Rest easy, folks: your tax refunds are safe.
Despite dire warnings that tax refund delays could happen if Congress didn’t address the debt ceiling crisis (the same worries we had last year), we don’t have anything to worry about for 2014. Well, at least not as it relates to refunds and the debt ceiling.
In a show of bipartisan cooperation (no, you didn’t read that wrong), a number of Republican Senators, including Senate Minority Leader Mitch McConnell (R-KY) crossed the aisle to overcome a filibuster attempt by – who else? – Sen. Ted Cruz (R-TX). Sen. Cruz had hoped to stall a vote on the debt ceiling. Eventually, Republicans and Democrats garnered enough votes (67) to break the filibuster. All 55 Democrats voted against the filibuster together with 12 Republicans. Those Republican Senators who dared to cross Sen. Cruz are considered some of the most powerful in the Senate and included, in addition to Sen. McConnell (R-KY), Sen. John Cornyn (R-TX), Sen. Orrin Hatch (R-UT) and Sen. John McCain (R-AZ). You see the entire roll call here.
Eventually, Congress did approve a measure to raise the debt ceiling temporarily – with no strings attached. That marked the first time a so-called “clean” debt ceiling raise had been passed in nearly five years. The vote was completely along party lines, with a final tally of 55-43.
That means we should have enough money to pay the government’s bills in February – important for taxpayers expecting a refund since statistically most refunds are issued in February. Last year, the government issued checks worth about $157.59 billion before March 1 to cover taxpayer refunds. That’s about half of all refund dollars: the IRS delivered a total of 109,563,000 refunds in all of 2013 for a total of $301.863 billion.

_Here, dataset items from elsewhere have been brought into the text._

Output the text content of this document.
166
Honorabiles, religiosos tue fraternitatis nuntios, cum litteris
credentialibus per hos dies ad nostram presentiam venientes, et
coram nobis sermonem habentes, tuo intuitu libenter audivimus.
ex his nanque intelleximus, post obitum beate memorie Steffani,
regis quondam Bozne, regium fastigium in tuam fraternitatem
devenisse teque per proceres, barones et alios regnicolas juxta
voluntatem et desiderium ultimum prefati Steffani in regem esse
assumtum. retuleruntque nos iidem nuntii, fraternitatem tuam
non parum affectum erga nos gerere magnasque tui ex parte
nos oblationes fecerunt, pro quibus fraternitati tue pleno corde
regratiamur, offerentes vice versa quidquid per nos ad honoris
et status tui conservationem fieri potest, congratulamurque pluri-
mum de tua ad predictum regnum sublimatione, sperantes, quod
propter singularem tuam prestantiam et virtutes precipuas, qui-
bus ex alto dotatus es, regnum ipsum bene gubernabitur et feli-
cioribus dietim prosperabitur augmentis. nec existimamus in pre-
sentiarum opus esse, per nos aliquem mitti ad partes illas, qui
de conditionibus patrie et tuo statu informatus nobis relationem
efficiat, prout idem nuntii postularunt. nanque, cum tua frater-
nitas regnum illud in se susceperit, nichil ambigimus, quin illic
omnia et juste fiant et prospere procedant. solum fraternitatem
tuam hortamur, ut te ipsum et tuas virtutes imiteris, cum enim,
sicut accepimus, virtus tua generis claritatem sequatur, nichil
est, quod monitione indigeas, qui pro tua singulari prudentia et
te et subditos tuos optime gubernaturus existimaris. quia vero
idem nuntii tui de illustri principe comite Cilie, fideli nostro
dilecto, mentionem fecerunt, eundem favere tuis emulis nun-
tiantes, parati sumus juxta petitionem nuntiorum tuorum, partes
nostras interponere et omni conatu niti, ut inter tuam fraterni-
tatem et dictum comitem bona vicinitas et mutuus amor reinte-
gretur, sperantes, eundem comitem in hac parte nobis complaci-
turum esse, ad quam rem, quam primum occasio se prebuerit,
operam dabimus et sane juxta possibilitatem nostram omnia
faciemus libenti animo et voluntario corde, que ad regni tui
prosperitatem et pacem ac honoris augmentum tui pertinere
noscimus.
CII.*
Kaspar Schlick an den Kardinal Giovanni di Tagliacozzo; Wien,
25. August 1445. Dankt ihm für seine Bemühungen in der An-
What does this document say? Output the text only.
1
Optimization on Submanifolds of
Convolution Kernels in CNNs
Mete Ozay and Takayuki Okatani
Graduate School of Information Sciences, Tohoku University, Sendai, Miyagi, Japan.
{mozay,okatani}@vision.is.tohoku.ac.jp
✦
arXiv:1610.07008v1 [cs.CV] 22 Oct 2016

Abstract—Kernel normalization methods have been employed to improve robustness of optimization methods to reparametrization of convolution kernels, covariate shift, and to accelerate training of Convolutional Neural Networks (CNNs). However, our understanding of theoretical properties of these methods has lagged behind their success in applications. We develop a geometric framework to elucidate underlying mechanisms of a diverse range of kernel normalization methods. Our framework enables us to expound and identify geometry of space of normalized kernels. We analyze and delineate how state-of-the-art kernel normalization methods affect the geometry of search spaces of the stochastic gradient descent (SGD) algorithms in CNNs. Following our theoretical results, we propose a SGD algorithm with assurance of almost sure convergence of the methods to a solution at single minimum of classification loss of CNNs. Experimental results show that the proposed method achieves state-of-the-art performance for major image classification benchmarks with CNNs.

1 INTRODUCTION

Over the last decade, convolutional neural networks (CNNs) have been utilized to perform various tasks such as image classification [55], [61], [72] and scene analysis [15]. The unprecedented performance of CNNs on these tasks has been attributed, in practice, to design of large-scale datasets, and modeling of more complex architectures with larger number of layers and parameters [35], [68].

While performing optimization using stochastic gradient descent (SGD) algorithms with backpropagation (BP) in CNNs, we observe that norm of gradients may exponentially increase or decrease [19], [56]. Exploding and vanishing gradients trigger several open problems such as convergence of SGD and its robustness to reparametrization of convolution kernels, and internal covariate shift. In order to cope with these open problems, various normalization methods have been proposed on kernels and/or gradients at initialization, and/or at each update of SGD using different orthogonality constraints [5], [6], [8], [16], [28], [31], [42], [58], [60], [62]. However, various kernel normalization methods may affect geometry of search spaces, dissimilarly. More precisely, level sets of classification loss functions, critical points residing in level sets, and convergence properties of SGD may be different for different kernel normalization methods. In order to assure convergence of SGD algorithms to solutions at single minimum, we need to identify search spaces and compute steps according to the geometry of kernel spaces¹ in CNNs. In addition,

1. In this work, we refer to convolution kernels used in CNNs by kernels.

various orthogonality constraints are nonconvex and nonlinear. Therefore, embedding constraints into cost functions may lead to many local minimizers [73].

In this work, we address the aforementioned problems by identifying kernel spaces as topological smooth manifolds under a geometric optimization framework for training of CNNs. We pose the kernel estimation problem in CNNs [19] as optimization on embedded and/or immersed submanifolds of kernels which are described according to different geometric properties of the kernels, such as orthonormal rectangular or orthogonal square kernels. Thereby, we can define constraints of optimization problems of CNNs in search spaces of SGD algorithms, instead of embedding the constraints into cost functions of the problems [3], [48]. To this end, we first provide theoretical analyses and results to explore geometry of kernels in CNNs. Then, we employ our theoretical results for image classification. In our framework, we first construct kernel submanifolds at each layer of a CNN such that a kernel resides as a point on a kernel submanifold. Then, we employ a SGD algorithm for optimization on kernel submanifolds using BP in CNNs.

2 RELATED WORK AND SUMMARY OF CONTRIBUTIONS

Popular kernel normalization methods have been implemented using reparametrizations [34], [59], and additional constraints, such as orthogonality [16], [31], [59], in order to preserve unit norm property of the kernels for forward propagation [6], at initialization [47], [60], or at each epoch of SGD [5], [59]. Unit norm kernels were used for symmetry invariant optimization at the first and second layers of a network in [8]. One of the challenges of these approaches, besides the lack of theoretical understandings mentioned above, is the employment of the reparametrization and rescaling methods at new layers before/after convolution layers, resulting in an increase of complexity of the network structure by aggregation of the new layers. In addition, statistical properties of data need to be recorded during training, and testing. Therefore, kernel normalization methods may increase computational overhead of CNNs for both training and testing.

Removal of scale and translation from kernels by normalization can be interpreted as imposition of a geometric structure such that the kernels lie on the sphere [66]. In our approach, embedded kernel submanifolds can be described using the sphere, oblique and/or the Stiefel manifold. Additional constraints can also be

Without any action from Congress, the government would have hit the debt ceiling by late February (letter from Treasury Secretary Lew Jacob downloads as a pdf). That meant that we would have run out of money. The timing, once again, coincided – unhappily – with the bulk of income tax returns being filed requesting a refund.
It was a scenario that Secretary Jacob warned Congress about, noting that “the government experiences large net cash outflows in the month of February, due to tax refunds.” He also noted that 2014 would be an especially tough year for the concentrated volume of tax refunds “in the weeks after February 7 due to the delayed start of the tax filing season, which was caused by the government shutdown.”
So what would have happened to all of those tax refunds? They likely would have been held. Under the Tax Code, there’s no magic date for issuing refunds. While the Internal Revenue Service does their best to get refunds out for most taxpayers in 21 days (they claim that 9 of 10 taxpayers who e-file get refunds by that time), there’s no law that requires IRS to get refunds out in 21 days. Or 30 days. Or 100 days.
In fact, the only related statutory requirement can be found at 26 U.S. Code § 6611 (e)(1) which states:
If any overpayment of tax imposed by this title is refunded within 45 days after the last day prescribed for filing the return of such tax (determined without regard to any extension of time for filing the return) or, in the case of a return filed after such last date, is refunded within 45 days after the date the return is filed, no interest shall be allowed under subsection (a) on such overpayment.
In other words, the IRS has to pay you interest on a “late” refund but that interest doesn’t start ticking until 45 days after the return is filed. But there’s nothing that says IRS has to pay you by that time. They could, in theory, push it out for a bit – similar to what happened to taxpayers in North Carolina and in California in 2010.
Realistically, I can’t imagine that happening on a federal level: it would be political suicide.
Of course, the cycle is such that funds will land in the Treasury eventually. Since the government doesn’t keep a stash of money under the mattress to pay tax refunds, it pays its obligations – including tax refunds – with new revenues from tax dollars and bond sales. Tax dollars are likely to hit in March and April, though Jacob advised that the headroom for bond sales and other money that could be freed up is limited. By pushing the debt limit up temporarily, it gives the government some breathing room (we can borrow more money) until we hit the ceiling again.
How much breathing room? The act suspends the debt limit ceiling until March 15, 2015. So, we’ll have this discussion again next tax season. Until then, happy refunding.